After that I did modified 9-leads on all my chest pain patients. Where the Life Pack 10, which utilized Leads I, II, and III, only could view the inferior and lateral parts of the heart, using the MCL leads, you could see the anterior. Few calls have been more satisfying to me in my career than to be able to pick up an anterior MI with a Life Pack 10, using the modified chest leads.
(I made certain at the time to collect the hospital’s 12-lead and compare it to my 9-lead. In most cases, it matched up perfectly. I did have some cases, where there was a difference, but then only in MCL5 and 6.)
Of course, we then got Life Pack 12s which do full 12-leads and come with a computerized readout, which, while they can be wildly wrong (and we are cautioned not to use them), are often right and take some of the pride of accurate interpretation out of it. Is this really your interpreation or did you just read that the machine said ACUTE MI?
There are still some lessons that can be used from the old MCL leads. When pressed for time or if I just want a quick interpretation, I sometimes, run the modified leads MCL4 in the house instead of immediately doing a 12-lead.
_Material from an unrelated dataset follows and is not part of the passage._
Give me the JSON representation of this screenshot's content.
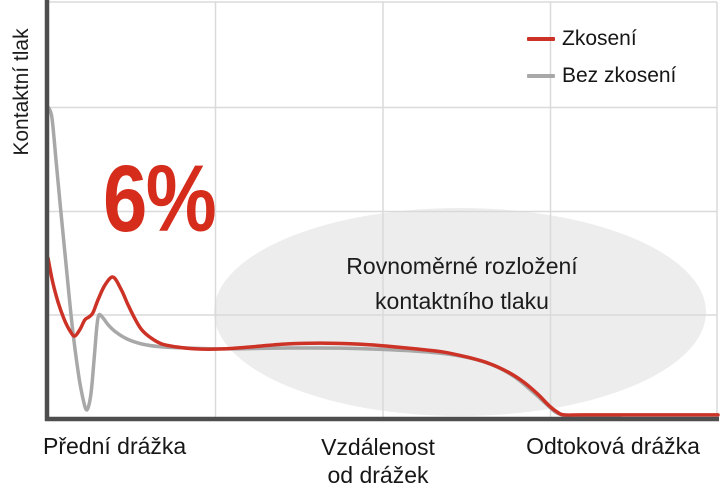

Also, to check for a right-sided MI, instead of doing a full right-sided 12-lead, I may quickly move the left leg lead to what is called MCR4 (fourth intercostal space midclavicular on the right side) to take a quick peak to see if the right ventricle is involved. Again, these are read in Lead III on the monitor.
When I get a chance I will do the full 12-leads. If the initial test is positive, it at least tells me what is going on sooner and I can step up the pace of the call.
And as stated above I use the multi-leads for S5 to view the atrium when I want a clearer look at the p waves.
Two gurus behind these multi-leads are Mike Taigman and Bob Page, a popular lecturer on the EMS Conference circuit, who has many more great tips in his 12-lead classes. I haven’t read Page’s 12-Lead Book yet, but I have heard it is excellent.